Con le sue tipiche parole incomprensibili, che all’orecchio di Giangiovanni parevano insulti diretti alla sua persona, pronunciò una formula.
Il secchio si riprodusse numerose volte, mentre si staccava lentamente dal terreno. Levitò nell’aria, barcollando. Poi Kaito spalancò gli occhi e indicò i nemici. I secchi si scaraventarono su di essi, come un’enorme onda anomala lo farebbe alla piccola nave di turno. Il fumo si fece sempre più denso, fino ad obbligare Len, Meiko e Giangiovanni a strizzare gli occhi e tentare di ripararsi.
Len sorrise nonostante le folate di vento che si fecero sempre più violente. Non era poi così difficile combattere.

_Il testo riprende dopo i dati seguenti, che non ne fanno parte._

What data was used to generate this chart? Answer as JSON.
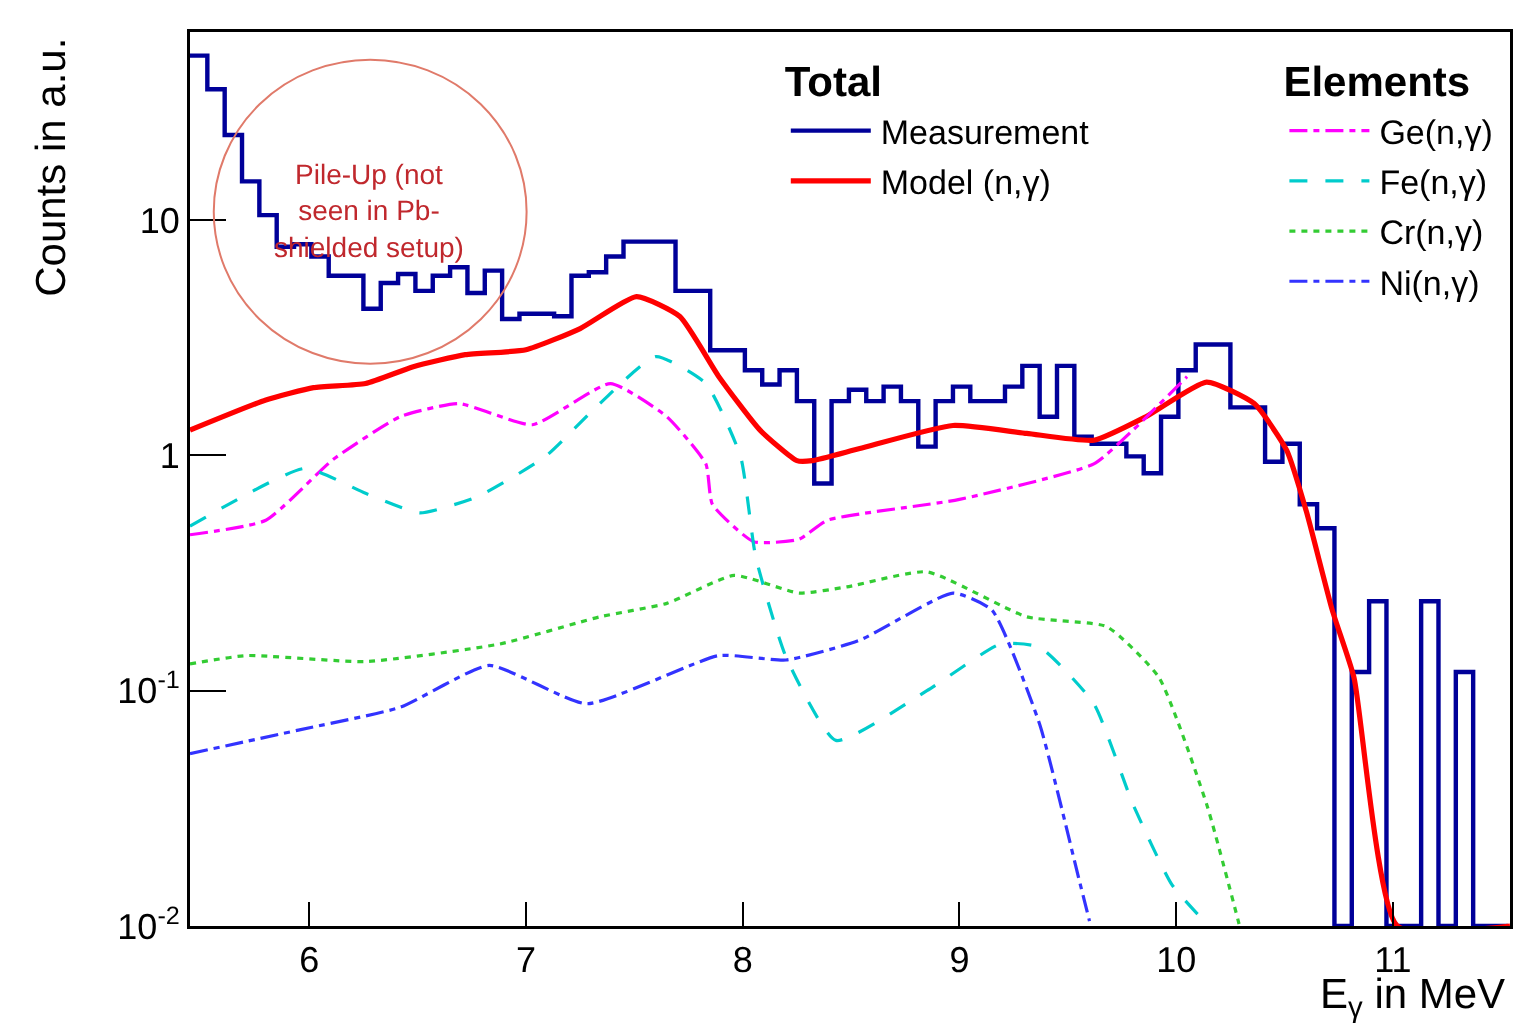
{
  "chart_data": {
    "type": "line",
    "xlabel": "E$_{γ}$ in MeV",
    "ylabel": "Counts in a.u.",
    "legend_title": "Total",
    "annotations": [
      "Pile-Up (not seen in Pb-shielded setup)",
      "Elements"
    ],
    "xlim": [
      5.45,
      11.54
    ],
    "xticks": [
      6,
      7,
      8,
      9,
      10,
      11
    ],
    "ylim": [
      0.01,
      63
    ],
    "yticks": [
      {
        "value": 0.01,
        "label": "10$^{-2}$"
      },
      {
        "value": 0.1,
        "label": "10$^{-1}$"
      },
      1,
      10
    ],
    "log": "y",
    "grid": false,
    "legend": "top right",
    "marker": "none",
    "series": [
      {
        "name": "Measurement",
        "type": "step",
        "color": "#000099",
        "x": [
          5.45,
          5.53,
          5.61,
          5.69,
          5.77,
          5.85,
          5.93,
          6.01,
          6.09,
          6.17,
          6.25,
          6.33,
          6.41,
          6.49,
          6.57,
          6.65,
          6.73,
          6.81,
          6.89,
          6.97,
          7.05,
          7.13,
          7.21,
          7.29,
          7.37,
          7.45,
          7.53,
          7.61,
          7.69,
          7.77,
          7.85,
          7.93,
          8.01,
          8.09,
          8.17,
          8.25,
          8.33,
          8.41,
          8.49,
          8.57,
          8.65,
          8.73,
          8.81,
          8.89,
          8.97,
          9.05,
          9.13,
          9.21,
          9.29,
          9.37,
          9.45,
          9.53,
          9.61,
          9.69,
          9.77,
          9.85,
          9.93,
          10.01,
          10.09,
          10.17,
          10.25,
          10.33,
          10.41,
          10.49,
          10.57,
          10.65,
          10.73,
          10.81,
          10.89,
          10.97,
          11.05,
          11.13,
          11.21,
          11.29,
          11.37,
          11.45,
          11.53
        ],
        "values": [
          50,
          36,
          23,
          14.6,
          10.5,
          7.7,
          7.9,
          7.0,
          5.8,
          5.8,
          4.2,
          5.4,
          5.9,
          5.0,
          5.8,
          6.3,
          4.9,
          6.1,
          3.8,
          4.0,
          4.0,
          3.9,
          5.8,
          6.0,
          7.0,
          8.1,
          8.1,
          8.1,
          5.0,
          5.0,
          2.8,
          2.8,
          2.3,
          2.0,
          2.3,
          1.7,
          0.76,
          1.7,
          1.9,
          1.7,
          1.96,
          1.7,
          1.09,
          1.7,
          1.96,
          1.7,
          1.7,
          1.96,
          2.4,
          1.46,
          2.4,
          1.2,
          1.12,
          1.12,
          0.99,
          0.84,
          1.46,
          2.3,
          2.96,
          2.96,
          1.6,
          1.6,
          0.94,
          1.12,
          0.62,
          0.49,
          0.01,
          0.12,
          0.24,
          0.01,
          0.01,
          0.24,
          0.01,
          0.12,
          0.01,
          0.01,
          0.01
        ]
      },
      {
        "name": "Model (n,γ)",
        "line_style": "solid",
        "color": "#ff0000",
        "x": [
          5.45,
          5.8,
          6.02,
          6.26,
          6.48,
          6.72,
          7.0,
          7.25,
          7.51,
          7.71,
          7.89,
          8.08,
          8.25,
          8.32,
          8.54,
          8.97,
          9.31,
          9.62,
          9.86,
          10.14,
          10.36,
          10.51,
          10.6,
          10.72,
          10.82,
          11.02,
          11.54
        ],
        "values": [
          1.28,
          1.72,
          1.94,
          2.02,
          2.38,
          2.68,
          2.81,
          3.46,
          4.73,
          3.89,
          2.16,
          1.28,
          0.95,
          0.95,
          1.07,
          1.34,
          1.24,
          1.16,
          1.46,
          2.05,
          1.66,
          1.05,
          0.58,
          0.22,
          0.114,
          0.01,
          0.01
        ]
      },
      {
        "name": "Ge(n,γ)",
        "line_style": "dashdot",
        "color": "#ff00ff",
        "x": [
          5.45,
          5.8,
          6.11,
          6.42,
          6.69,
          7.03,
          7.39,
          7.65,
          7.83,
          7.86,
          8.05,
          8.26,
          8.39,
          9.0,
          9.62,
          9.8,
          10.05
        ],
        "values": [
          0.46,
          0.53,
          0.96,
          1.46,
          1.66,
          1.35,
          2.02,
          1.46,
          0.92,
          0.62,
          0.43,
          0.44,
          0.53,
          0.65,
          0.92,
          1.28,
          2.16
        ]
      },
      {
        "name": "Fe(n,γ)",
        "line_style": "dashed",
        "color": "#00cccc",
        "x": [
          5.45,
          5.98,
          6.26,
          6.51,
          6.78,
          7.09,
          7.34,
          7.6,
          7.83,
          7.99,
          8.06,
          8.2,
          8.43,
          8.85,
          9.19,
          9.37,
          9.62,
          9.8,
          9.98,
          10.15
        ],
        "values": [
          0.5,
          0.88,
          0.69,
          0.57,
          0.67,
          0.99,
          1.66,
          2.63,
          2.02,
          0.99,
          0.37,
          0.139,
          0.0615,
          0.1,
          0.158,
          0.153,
          0.088,
          0.033,
          0.015,
          0.01
        ]
      },
      {
        "name": "Cr(n,γ)",
        "line_style": "dotted",
        "color": "#33cc33",
        "x": [
          5.45,
          5.71,
          6.26,
          6.88,
          7.34,
          7.65,
          7.96,
          8.26,
          8.48,
          8.85,
          9.31,
          9.68,
          9.92,
          10.14,
          10.29
        ],
        "values": [
          0.13,
          0.141,
          0.133,
          0.158,
          0.206,
          0.235,
          0.309,
          0.26,
          0.276,
          0.32,
          0.206,
          0.187,
          0.114,
          0.033,
          0.0102
        ]
      },
      {
        "name": "Ni(n,γ)",
        "line_style": "dashdot",
        "color": "#3333ff",
        "x": [
          5.45,
          5.95,
          6.42,
          6.83,
          7.28,
          7.89,
          8.2,
          8.54,
          8.97,
          9.15,
          9.37,
          9.55,
          9.6
        ],
        "values": [
          0.054,
          0.068,
          0.085,
          0.128,
          0.088,
          0.141,
          0.135,
          0.164,
          0.26,
          0.22,
          0.072,
          0.016,
          0.0105
        ]
      }
    ]
  }
}
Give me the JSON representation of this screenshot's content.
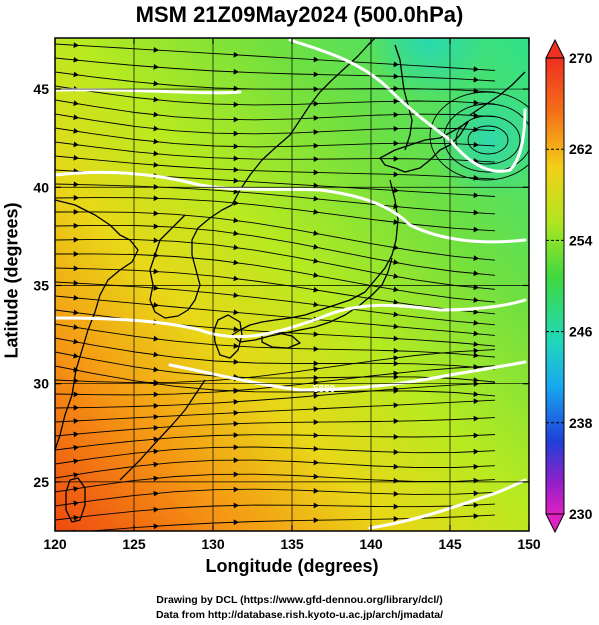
{
  "title": "MSM 21Z09May2024 (500.0hPa)",
  "xlabel": "Longitude (degrees)",
  "ylabel": "Latitude  (degrees)",
  "credit_line1": "Drawing by DCL (https://www.gfd-dennou.org/library/dcl/)",
  "credit_line2": "Data from http://database.rish.kyoto-u.ac.jp/arch/jmadata/",
  "contour_label": "5880",
  "x_ticks": [
    {
      "value": 120,
      "label": "120"
    },
    {
      "value": 125,
      "label": "125"
    },
    {
      "value": 130,
      "label": "130"
    },
    {
      "value": 135,
      "label": "135"
    },
    {
      "value": 140,
      "label": "140"
    },
    {
      "value": 145,
      "label": "145"
    },
    {
      "value": 150,
      "label": "150"
    }
  ],
  "y_ticks": [
    {
      "value": 25,
      "label": "25"
    },
    {
      "value": 30,
      "label": "30"
    },
    {
      "value": 35,
      "label": "35"
    },
    {
      "value": 40,
      "label": "40"
    },
    {
      "value": 45,
      "label": "45"
    }
  ],
  "colorbar_ticks": [
    {
      "value": 270,
      "label": "270"
    },
    {
      "value": 262,
      "label": "262"
    },
    {
      "value": 254,
      "label": "254"
    },
    {
      "value": 246,
      "label": "246"
    },
    {
      "value": 238,
      "label": "238"
    },
    {
      "value": 230,
      "label": "230"
    }
  ],
  "map_extent": {
    "lon": [
      120,
      150
    ],
    "lat": [
      22.5,
      47.6
    ]
  },
  "colorbar_range": [
    230,
    270
  ],
  "colors": {
    "warm": "#ee4a10",
    "mid": "#bbea1e",
    "cool": "#30e070",
    "coast": "#000000",
    "contour": "#ffffff"
  }
}
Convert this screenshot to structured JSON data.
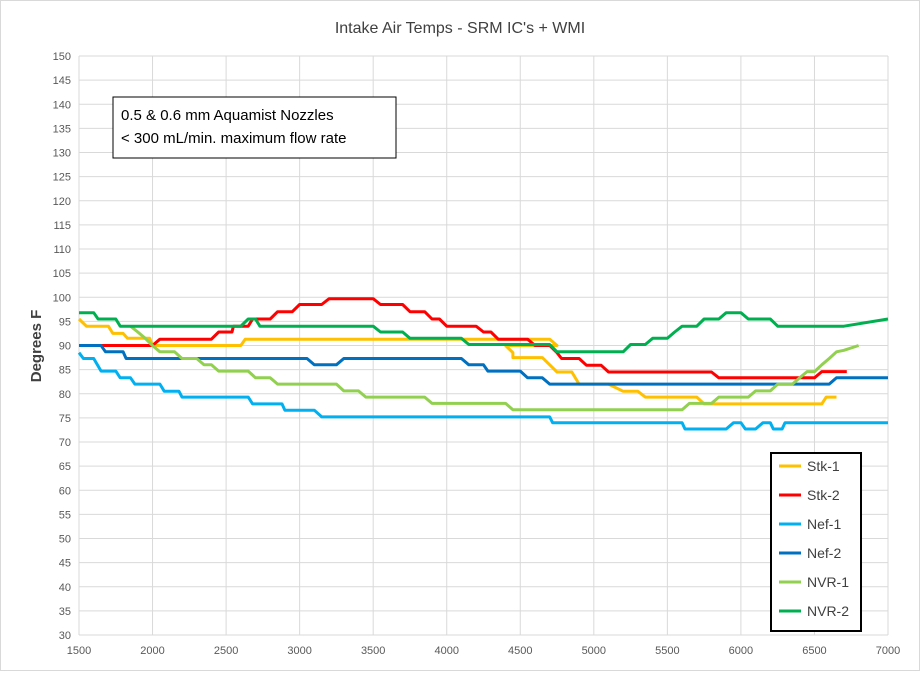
{
  "chart_data": {
    "type": "line",
    "title": "Intake Air Temps - SRM IC's + WMI",
    "xlabel": "",
    "ylabel": "Degrees F",
    "xlim": [
      1500,
      7000
    ],
    "ylim": [
      30,
      150
    ],
    "x_ticks": [
      "1500",
      "2000",
      "2500",
      "3000",
      "3500",
      "4000",
      "4500",
      "5000",
      "5500",
      "6000",
      "6500",
      "7000"
    ],
    "y_ticks": [
      "30",
      "35",
      "40",
      "45",
      "50",
      "55",
      "60",
      "65",
      "70",
      "75",
      "80",
      "85",
      "90",
      "95",
      "100",
      "105",
      "110",
      "115",
      "120",
      "125",
      "130",
      "135",
      "140",
      "145",
      "150"
    ],
    "grid": true,
    "legend_position": "bottom-right",
    "annotation": [
      "0.5 & 0.6 mm Aquamist Nozzles",
      "< 300 mL/min. maximum flow rate"
    ],
    "series": [
      {
        "name": "Stk-1",
        "color": "#FFC000",
        "points": [
          [
            1500,
            95.5
          ],
          [
            1550,
            94
          ],
          [
            1700,
            94
          ],
          [
            1730,
            92.5
          ],
          [
            1800,
            92.5
          ],
          [
            1830,
            91.5
          ],
          [
            1980,
            91.5
          ],
          [
            2000,
            90
          ],
          [
            2600,
            90
          ],
          [
            2630,
            91.3
          ],
          [
            4700,
            91.3
          ],
          [
            4750,
            90
          ],
          [
            4400,
            90
          ],
          [
            4450,
            88.5
          ],
          [
            4450,
            87.5
          ],
          [
            4650,
            87.5
          ],
          [
            4700,
            86
          ],
          [
            4750,
            84.5
          ],
          [
            4850,
            84.5
          ],
          [
            4900,
            82
          ],
          [
            5000,
            82
          ],
          [
            5050,
            82
          ],
          [
            5100,
            82
          ],
          [
            5200,
            80.5
          ],
          [
            5300,
            80.5
          ],
          [
            5350,
            79.3
          ],
          [
            5700,
            79.3
          ],
          [
            5750,
            77.9
          ],
          [
            6550,
            77.9
          ],
          [
            6580,
            79.3
          ],
          [
            6650,
            79.3
          ]
        ]
      },
      {
        "name": "Stk-2",
        "color": "#FF0000",
        "points": [
          [
            1650,
            90
          ],
          [
            2000,
            90
          ],
          [
            2050,
            91.3
          ],
          [
            2400,
            91.3
          ],
          [
            2450,
            92.8
          ],
          [
            2540,
            92.8
          ],
          [
            2550,
            94
          ],
          [
            2650,
            94
          ],
          [
            2680,
            95.5
          ],
          [
            2800,
            95.5
          ],
          [
            2850,
            97
          ],
          [
            2950,
            97
          ],
          [
            3000,
            98.5
          ],
          [
            3150,
            98.5
          ],
          [
            3200,
            99.7
          ],
          [
            3500,
            99.7
          ],
          [
            3550,
            98.5
          ],
          [
            3700,
            98.5
          ],
          [
            3750,
            97
          ],
          [
            3850,
            97
          ],
          [
            3900,
            95.5
          ],
          [
            3950,
            95.5
          ],
          [
            4000,
            94
          ],
          [
            4200,
            94
          ],
          [
            4250,
            92.8
          ],
          [
            4300,
            92.8
          ],
          [
            4350,
            91.3
          ],
          [
            4550,
            91.3
          ],
          [
            4600,
            90
          ],
          [
            4700,
            90
          ],
          [
            4750,
            88.5
          ],
          [
            4780,
            87.3
          ],
          [
            4900,
            87.3
          ],
          [
            4950,
            85.9
          ],
          [
            5050,
            85.9
          ],
          [
            5100,
            84.5
          ],
          [
            5800,
            84.5
          ],
          [
            5850,
            83.3
          ],
          [
            6300,
            83.3
          ],
          [
            6350,
            83.3
          ],
          [
            6500,
            83.3
          ],
          [
            6550,
            84.6
          ],
          [
            6720,
            84.6
          ]
        ]
      },
      {
        "name": "Nef-1",
        "color": "#00B0F0",
        "points": [
          [
            1500,
            88.5
          ],
          [
            1530,
            87.3
          ],
          [
            1600,
            87.3
          ],
          [
            1650,
            84.7
          ],
          [
            1750,
            84.7
          ],
          [
            1780,
            83.3
          ],
          [
            1850,
            83.3
          ],
          [
            1880,
            82
          ],
          [
            2050,
            82
          ],
          [
            2080,
            80.5
          ],
          [
            2180,
            80.5
          ],
          [
            2200,
            79.3
          ],
          [
            2650,
            79.3
          ],
          [
            2680,
            77.9
          ],
          [
            2880,
            77.9
          ],
          [
            2900,
            76.6
          ],
          [
            3100,
            76.6
          ],
          [
            3150,
            75.2
          ],
          [
            4700,
            75.2
          ],
          [
            4720,
            74
          ],
          [
            5600,
            74
          ],
          [
            5620,
            72.7
          ],
          [
            5900,
            72.7
          ],
          [
            5950,
            74
          ],
          [
            6000,
            74
          ],
          [
            6030,
            72.7
          ],
          [
            6100,
            72.7
          ],
          [
            6150,
            74
          ],
          [
            6200,
            74
          ],
          [
            6220,
            72.7
          ],
          [
            6280,
            72.7
          ],
          [
            6300,
            74
          ],
          [
            7000,
            74
          ]
        ]
      },
      {
        "name": "Nef-2",
        "color": "#0070C0",
        "points": [
          [
            1500,
            90
          ],
          [
            1650,
            90
          ],
          [
            1680,
            88.7
          ],
          [
            1800,
            88.7
          ],
          [
            1820,
            87.3
          ],
          [
            3050,
            87.3
          ],
          [
            3100,
            86
          ],
          [
            3250,
            86
          ],
          [
            3300,
            87.3
          ],
          [
            4100,
            87.3
          ],
          [
            4150,
            86
          ],
          [
            4250,
            86
          ],
          [
            4280,
            84.7
          ],
          [
            4500,
            84.7
          ],
          [
            4550,
            83.3
          ],
          [
            4650,
            83.3
          ],
          [
            4700,
            82
          ],
          [
            6600,
            82
          ],
          [
            6650,
            83.3
          ],
          [
            7000,
            83.3
          ]
        ]
      },
      {
        "name": "NVR-1",
        "color": "#92D050",
        "points": [
          [
            1850,
            94
          ],
          [
            1900,
            92.8
          ],
          [
            1950,
            91.5
          ],
          [
            2000,
            90
          ],
          [
            2050,
            88.7
          ],
          [
            2150,
            88.7
          ],
          [
            2200,
            87.3
          ],
          [
            2300,
            87.3
          ],
          [
            2350,
            86
          ],
          [
            2400,
            86
          ],
          [
            2450,
            84.7
          ],
          [
            2650,
            84.7
          ],
          [
            2700,
            83.3
          ],
          [
            2800,
            83.3
          ],
          [
            2850,
            82
          ],
          [
            3250,
            82
          ],
          [
            3300,
            80.6
          ],
          [
            3400,
            80.6
          ],
          [
            3450,
            79.3
          ],
          [
            3850,
            79.3
          ],
          [
            3900,
            78
          ],
          [
            4400,
            78
          ],
          [
            4450,
            76.7
          ],
          [
            5600,
            76.7
          ],
          [
            5650,
            78
          ],
          [
            5800,
            78
          ],
          [
            5850,
            79.3
          ],
          [
            6050,
            79.3
          ],
          [
            6100,
            80.6
          ],
          [
            6200,
            80.6
          ],
          [
            6250,
            82
          ],
          [
            6350,
            82
          ],
          [
            6400,
            83.3
          ],
          [
            6450,
            84.6
          ],
          [
            6500,
            84.6
          ],
          [
            6550,
            86
          ],
          [
            6600,
            87.3
          ],
          [
            6650,
            88.7
          ],
          [
            6700,
            89
          ],
          [
            6800,
            90
          ]
        ]
      },
      {
        "name": "NVR-2",
        "color": "#00B050",
        "points": [
          [
            1500,
            96.8
          ],
          [
            1600,
            96.8
          ],
          [
            1630,
            95.5
          ],
          [
            1750,
            95.5
          ],
          [
            1780,
            94
          ],
          [
            2600,
            94
          ],
          [
            2650,
            95.5
          ],
          [
            2700,
            95.5
          ],
          [
            2730,
            94
          ],
          [
            3500,
            94
          ],
          [
            3550,
            92.8
          ],
          [
            3700,
            92.8
          ],
          [
            3750,
            91.5
          ],
          [
            4100,
            91.5
          ],
          [
            4150,
            90.2
          ],
          [
            4700,
            90.2
          ],
          [
            4750,
            88.7
          ],
          [
            5200,
            88.7
          ],
          [
            5250,
            90.2
          ],
          [
            5350,
            90.2
          ],
          [
            5400,
            91.5
          ],
          [
            5500,
            91.5
          ],
          [
            5550,
            92.8
          ],
          [
            5600,
            94
          ],
          [
            5700,
            94
          ],
          [
            5750,
            95.5
          ],
          [
            5850,
            95.5
          ],
          [
            5900,
            96.8
          ],
          [
            6000,
            96.8
          ],
          [
            6050,
            95.5
          ],
          [
            6200,
            95.5
          ],
          [
            6250,
            94
          ],
          [
            6700,
            94
          ],
          [
            7000,
            95.5
          ]
        ]
      }
    ]
  }
}
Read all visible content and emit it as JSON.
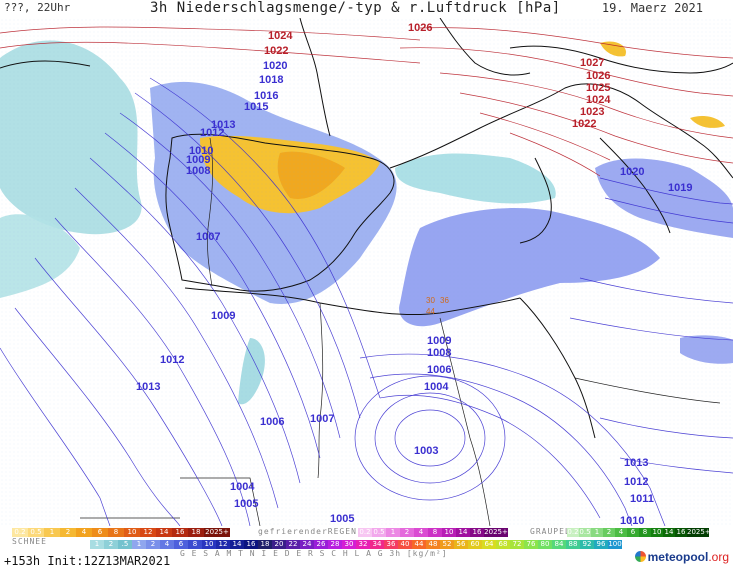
{
  "header": {
    "left": "???, 22Uhr",
    "title": "3h Niederschlagsmenge/-typ & r.Luftdruck [hPa]",
    "date": "19. Maerz 2021"
  },
  "isobar_labels_red": [
    "1026",
    "1024",
    "1022",
    "1027",
    "1026",
    "1025",
    "1024",
    "1023",
    "1022"
  ],
  "isobar_labels_blue": [
    "1020",
    "1018",
    "1016",
    "1015",
    "1013",
    "1012",
    "1010",
    "1009",
    "1008",
    "1007",
    "1009",
    "1012",
    "1013",
    "1009",
    "1008",
    "1006",
    "1004",
    "1006",
    "1007",
    "1003",
    "1004",
    "1005",
    "1005",
    "1020",
    "1019",
    "1013",
    "1012",
    "1011",
    "1010"
  ],
  "precip_labels": [
    "30",
    "36",
    "44"
  ],
  "legend": {
    "schnee_label": "SCHNEE",
    "schnee_values": [
      "0.2",
      "0.5",
      "1",
      "2",
      "4",
      "6",
      "8",
      "10",
      "12",
      "14",
      "16",
      "18",
      "2025+"
    ],
    "regen_label": "gefrierenderREGEN",
    "regen_values": [
      "0.2",
      "0.5",
      "1",
      "2",
      "4",
      "8",
      "10",
      "14",
      "16",
      "2025+"
    ],
    "graupel_label": "GRAUPEL",
    "graupel_values": [
      "0.2",
      "0.5",
      "1",
      "2",
      "4",
      "6",
      "8",
      "10",
      "14",
      "16",
      "2025+"
    ],
    "total_label": "G E S A M T N I E D E R S C H L A G   3h   [kg/m²]",
    "total_values": [
      "1",
      "2",
      ".5",
      "1",
      "2",
      "4",
      "6",
      "8",
      "10",
      "12",
      "14",
      "16",
      "18",
      "20",
      "22",
      "24",
      "26",
      "28",
      "30",
      "32",
      "34",
      "36",
      "40",
      "44",
      "48",
      "52",
      "56",
      "60",
      "64",
      "68",
      "72",
      "76",
      "80",
      "84",
      "88",
      "92",
      "96",
      "100"
    ]
  },
  "init": "+153h  Init:12Z13MAR2021",
  "logo": {
    "main": "meteopool",
    "tld": ".org"
  },
  "colors": {
    "sea": "#ffffff",
    "isobar_blue": "#3a2fd0",
    "isobar_red": "#b8202a",
    "precip_light": "#9fd8e0",
    "precip_blue": "#8a9cf0",
    "snow": "#f5c232"
  }
}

Era come una grande partita di scacchi.
Il buio più totale abbracciò gli spiriti inquieti dei quattro combattenti.

 

~ Fine secondo livello.

Vuoi salvare i dati di gioco? Sì

Attendere, prego…

 

Note:
[1]Naturalmente non voglio offendere un qualsivoglia Giangiovanni né tutti i Giangiovanni presenti sulla Terra e oltre.

 

»Il cantuccio dell’Autrice.
LennoRiiieccoci e scusate per il ritardo! ;; Felice Anno Nuovo, comunque

So che sono ripetitiva e blablabla, ma… un grazie immenso. Per me questo è un grande traguardo, mi ha inoltre fatto entrare nel fandom dei Vocaloid e non credo abbandonerò mai la sezione perché ho mille idee sui nostri amati sintetizzatori vocali. Chiudo qui la parentesi, e sappiate che TIVIBBI’ FRANTELLI perché sì. ; w ;
Coome potete vedere il mio cantuccio è diventato più colorato! Anno nuovo, cantuccio nuovo. E’ sempre bello rinnovare e sperimentare ~
Sì, questo capitolo è una scemata dietro l’altra, e so che finalmente c’era una lotta e io la faccio finire con la logica e l’intelligenza di Lenno – chiamo così Len ♥ - e non con gli spargimenti di sangue (?), ma magari poi la lettura per voi diventava sfiancate (sbaglio o il capitolo è più lungo del solito?) e trovo che così il finale sia meglio. In seguito invece ci saranno più lotte, don’t worry. Parto col dire che credo che Giangiovanni si unirà completamente al terzetto e accompagnerà i nostri eroi fino al misterioso uomo che ha imprigionato la principessa. Bowser
Si è aggiunta Lukaaa! *A* Cielo, quanto amo quella donna. Ah, Kaito e Meiko (ma credo l’abbiate capito) in questa fanfiction sono ragazzi. Comunque, Luka è, per l’appunto, la consigliera di Sua Maestà nonché la persona che più comprende Rin, anche più di Rin stessa. Boh, trovo adorabile il loro rapporto, una specie di amicizia fraterna ♥ E Rin è pucciosissima. Poverina, sfiancata dalla sua carica ; A ; Ed è solo una povera adolescente. Ho scritto il capitolo ascoltando canzoni random di Touhou Project, videogame danmaku per computer stupendo e che pubblicizzo ♥
Spero che la lettura non sia stata troppo noiosa e di avervi strappato un sorriso.